So, I played this up to after 1st Adam fight on 9S playthrough. Music and 2B's asscheeks aside, this game is pretty bad. It tries to do many things at once and does them meh at best. DMC - style combat (what you do most of time) is ok as long as you don't do sidequests or try to explore too much, because as soon as you fight anything above your character level, you suddenly lose your ability to launch enemies into air, thus losing good chunk of your fighting power. If the difference in "levels" is too big, your attacks do next to no damage as well, so there goes the incentive to go off the obvious path.
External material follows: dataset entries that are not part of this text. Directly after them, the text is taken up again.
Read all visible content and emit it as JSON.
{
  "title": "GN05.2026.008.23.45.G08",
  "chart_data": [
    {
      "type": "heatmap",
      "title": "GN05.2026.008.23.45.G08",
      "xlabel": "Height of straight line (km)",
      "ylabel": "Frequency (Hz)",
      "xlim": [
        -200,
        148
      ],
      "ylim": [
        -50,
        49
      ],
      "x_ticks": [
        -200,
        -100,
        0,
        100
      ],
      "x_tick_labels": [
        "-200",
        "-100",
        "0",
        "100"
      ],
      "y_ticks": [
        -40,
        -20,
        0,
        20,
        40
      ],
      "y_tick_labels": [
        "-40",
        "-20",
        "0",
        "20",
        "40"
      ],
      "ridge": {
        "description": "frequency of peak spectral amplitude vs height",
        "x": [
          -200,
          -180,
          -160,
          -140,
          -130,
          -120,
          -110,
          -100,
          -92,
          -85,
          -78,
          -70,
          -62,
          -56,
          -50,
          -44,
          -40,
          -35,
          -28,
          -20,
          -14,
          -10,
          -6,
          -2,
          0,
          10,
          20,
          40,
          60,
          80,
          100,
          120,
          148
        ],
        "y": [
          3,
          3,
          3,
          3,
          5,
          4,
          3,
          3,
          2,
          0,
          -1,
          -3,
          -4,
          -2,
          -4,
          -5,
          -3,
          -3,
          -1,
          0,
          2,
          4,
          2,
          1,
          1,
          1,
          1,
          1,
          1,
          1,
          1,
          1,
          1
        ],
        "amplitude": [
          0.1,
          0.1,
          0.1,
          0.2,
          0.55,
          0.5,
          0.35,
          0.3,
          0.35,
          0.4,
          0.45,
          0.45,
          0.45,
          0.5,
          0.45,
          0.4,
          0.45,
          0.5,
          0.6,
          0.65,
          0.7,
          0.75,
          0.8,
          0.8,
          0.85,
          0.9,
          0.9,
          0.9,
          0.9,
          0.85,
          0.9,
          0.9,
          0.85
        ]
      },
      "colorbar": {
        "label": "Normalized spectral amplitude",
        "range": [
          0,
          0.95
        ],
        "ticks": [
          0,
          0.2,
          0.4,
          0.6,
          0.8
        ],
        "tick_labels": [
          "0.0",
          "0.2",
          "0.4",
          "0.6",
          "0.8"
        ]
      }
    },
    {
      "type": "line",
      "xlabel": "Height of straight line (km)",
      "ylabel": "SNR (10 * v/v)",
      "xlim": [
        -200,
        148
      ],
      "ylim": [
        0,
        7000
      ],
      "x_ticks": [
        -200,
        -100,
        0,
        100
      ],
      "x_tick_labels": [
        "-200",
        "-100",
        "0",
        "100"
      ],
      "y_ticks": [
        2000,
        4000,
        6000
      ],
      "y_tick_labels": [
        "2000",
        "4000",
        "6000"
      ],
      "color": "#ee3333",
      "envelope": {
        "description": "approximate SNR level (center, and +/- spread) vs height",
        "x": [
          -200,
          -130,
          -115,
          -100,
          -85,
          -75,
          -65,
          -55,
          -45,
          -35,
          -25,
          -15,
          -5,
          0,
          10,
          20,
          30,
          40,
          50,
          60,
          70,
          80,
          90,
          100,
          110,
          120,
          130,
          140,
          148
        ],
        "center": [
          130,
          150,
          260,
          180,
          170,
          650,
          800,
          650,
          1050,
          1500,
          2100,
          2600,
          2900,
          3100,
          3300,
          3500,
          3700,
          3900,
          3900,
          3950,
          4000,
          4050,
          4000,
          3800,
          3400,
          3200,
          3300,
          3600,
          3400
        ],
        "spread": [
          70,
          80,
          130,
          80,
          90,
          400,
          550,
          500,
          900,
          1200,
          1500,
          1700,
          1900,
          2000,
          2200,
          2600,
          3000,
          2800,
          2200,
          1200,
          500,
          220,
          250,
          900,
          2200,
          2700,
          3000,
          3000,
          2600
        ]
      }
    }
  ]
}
You can try different weapons and special attack for your pods, but I didn't find a reason to use anything besides your starting swords and laser - everything else is slower, pushes enemies away, does no/less damage, or gives redundant protection. Maybe other weapons are better when maxed out, but saving up enough materials to reach even 2nd upgrade takes very long time. In the sidequest where you fight traitor androids I was higher level and cinematic attacks kept zooming onto 2B slashing furiously at empty air, very dramatic.
Shooting game parts and boss fights are underwhelming, trivial, and take way too long (except for hacking minigame, which is also mostly optional). Naturally, lowest point of 2B's playthrough for me was sinking ruins' boss fight. 2D - style action parts felt like watered down main game, mostly because the moveset doesn't change, and dodging becomes useless. There really isn't much else to say about STG and 2D-fighting sections: whether it's twin stick, vertical, horizontal, or diagonally confused - you just keep firing from the pod and mash your sword attack, nothing will ever hit you until you start falling asleep. These sections wouldn't be too bad for a change, except whole levels like sinking ruins and factory are 90-95% are dedicated to them. These get old very fast.
Plot - I don't know what to say, the game has it? 2B's route felt completely flat during emotional moments, characters talk to each other time to time, but nobody has any development, and then it just ends. You then play from the start again as 9S, who has more STG sections in the beginning and uses hacking instead of charged/heavy attack. In practice, this doesn't change much - hacking is useful against beefy big robots and spongy groups of enemies, but you'll have to hack them at least several times during fight if they're even close to your level, I didn't notice it being faster than sword + pod's laser. Humorously, hacking is one of the few things you can fail in whole game - 3 lives per attempt, no invincibility, need to think ahead and seek out weak spots while simultaneously hiding from bullets.
Biggest downfall for me, I think, is that the game refuses to stick to one style of gameplay, so they all feel half-baked, and there's way too much running back and forth, on foot or using teleport service. Worse even, there are invisible walls in places that shouldn't have them, and on your first playthrough you can't unlock certain chests that require hacking (I guess 2B is too proud to ask 9S or her pod) or do much sidequests because you're underleveled for almost anything but main story. Which I'm not sure is much of a drawback - they just keep going, asking you to go fetch things from places you've already been to, escort some robot(s) while they walk at snail's pace - all for a fistful of materials, some cash, or purely cosmetic item. I don't think the game would be great if it was more linear, but it surely wouldn't lose much from discarding (j)RPG elements besides chip system. There's just way too much padding for the sake of padding, they even make you watch same unskippable cutscenes and do same quests as 9S ffs. The way the game is, it has all drawbacks of open world and jRPGs while having no particular strengths aside from some parts sucking less than others.